The British authorities explicitly stated the leases
did not grant squatters exclusive tenure, but that the land was
owned on behalf of the Australian public by government.
In the 1890's about 93% of the Territory,
and substantial areas of Australia, were subject to pastoral leases.
Currently, 48% of the NT is held as pastoral leases. Aboriginal
people were never consulted about the granting of these leases.
Many of the leases were issued unchecked to land speculators and
were never occupied or developed and came back under government
control early this century.
The history of the pastoral industry, and the
fate of the Aboriginal people who helped build it, is a sorry tale
of dispossession, degradation and denial of rights.
With the advent of the pastoral industry in northern
Australia in the latter part of the 19th Century the "battle
for the waterholes" began. The resistance of Aboriginal people
to the colonisation of their land is well documented.

The Europeans soon occupied the more fertile lands.
They were there to stay; but so were the Aborigines. The Europeans
needed Aboriginal knowledge of the country and they needed their
labour. By working on the cattle stations Aboriginal people were
able to stay on their land and continue observing their responsibilities
to it.
Up until the early 1970s the Northern Territory cattle
industry depended on Aboriginal labour for its success. In 1968
Aboriginal stock workers won the right to award wages and conditions
equal to white workers.
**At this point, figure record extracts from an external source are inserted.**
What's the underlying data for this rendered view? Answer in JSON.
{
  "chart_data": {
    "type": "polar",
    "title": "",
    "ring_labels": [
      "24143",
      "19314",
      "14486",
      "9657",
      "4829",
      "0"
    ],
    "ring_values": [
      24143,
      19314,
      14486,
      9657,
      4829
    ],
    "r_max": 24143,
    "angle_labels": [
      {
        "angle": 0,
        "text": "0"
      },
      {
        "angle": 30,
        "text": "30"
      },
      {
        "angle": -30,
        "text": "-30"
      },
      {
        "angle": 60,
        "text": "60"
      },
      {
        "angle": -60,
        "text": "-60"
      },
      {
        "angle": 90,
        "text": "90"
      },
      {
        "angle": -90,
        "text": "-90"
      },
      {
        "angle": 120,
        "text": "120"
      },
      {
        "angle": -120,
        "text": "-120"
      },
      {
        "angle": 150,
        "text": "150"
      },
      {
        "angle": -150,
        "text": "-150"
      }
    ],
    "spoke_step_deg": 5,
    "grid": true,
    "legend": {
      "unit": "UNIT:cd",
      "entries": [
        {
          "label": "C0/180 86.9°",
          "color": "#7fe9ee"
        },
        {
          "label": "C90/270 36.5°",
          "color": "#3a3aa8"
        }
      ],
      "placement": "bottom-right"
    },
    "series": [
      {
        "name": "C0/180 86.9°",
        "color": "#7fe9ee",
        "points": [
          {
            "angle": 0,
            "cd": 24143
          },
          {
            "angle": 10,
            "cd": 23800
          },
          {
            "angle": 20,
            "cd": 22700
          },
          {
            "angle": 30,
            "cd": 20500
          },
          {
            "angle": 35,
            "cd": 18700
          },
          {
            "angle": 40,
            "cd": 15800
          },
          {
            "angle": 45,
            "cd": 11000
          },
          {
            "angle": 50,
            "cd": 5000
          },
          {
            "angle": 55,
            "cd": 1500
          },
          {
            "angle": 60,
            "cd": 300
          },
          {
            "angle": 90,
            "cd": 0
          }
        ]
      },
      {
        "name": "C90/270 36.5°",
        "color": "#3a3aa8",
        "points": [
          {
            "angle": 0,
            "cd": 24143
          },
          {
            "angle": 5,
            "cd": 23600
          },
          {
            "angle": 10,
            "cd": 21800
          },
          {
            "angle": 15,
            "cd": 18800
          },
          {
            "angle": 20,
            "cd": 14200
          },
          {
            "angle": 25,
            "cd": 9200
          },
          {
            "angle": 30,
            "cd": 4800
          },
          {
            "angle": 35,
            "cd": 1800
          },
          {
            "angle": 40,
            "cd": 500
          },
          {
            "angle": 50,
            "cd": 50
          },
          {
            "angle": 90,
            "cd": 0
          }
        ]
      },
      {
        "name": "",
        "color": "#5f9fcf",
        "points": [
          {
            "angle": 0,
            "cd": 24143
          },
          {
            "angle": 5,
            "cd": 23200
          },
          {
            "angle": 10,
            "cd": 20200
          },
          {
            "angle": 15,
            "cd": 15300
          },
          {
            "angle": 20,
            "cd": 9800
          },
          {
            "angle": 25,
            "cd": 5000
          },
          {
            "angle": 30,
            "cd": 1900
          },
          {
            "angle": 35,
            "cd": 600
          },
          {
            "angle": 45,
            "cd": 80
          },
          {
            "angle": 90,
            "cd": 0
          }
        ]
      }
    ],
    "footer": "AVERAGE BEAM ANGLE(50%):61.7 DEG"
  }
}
But it was a hollow victory.
The pastoral industry was already becoming capital-based
rather than labour-intensive, making greater use of modern technology
and methods including sub-divisional fencing, modern trapping yards,
road transport replacing droving and the advent of helicopter mustering.
The Aboriginal camps which had been pools of cheap labour were no
longer needed and many people were forced off the stations.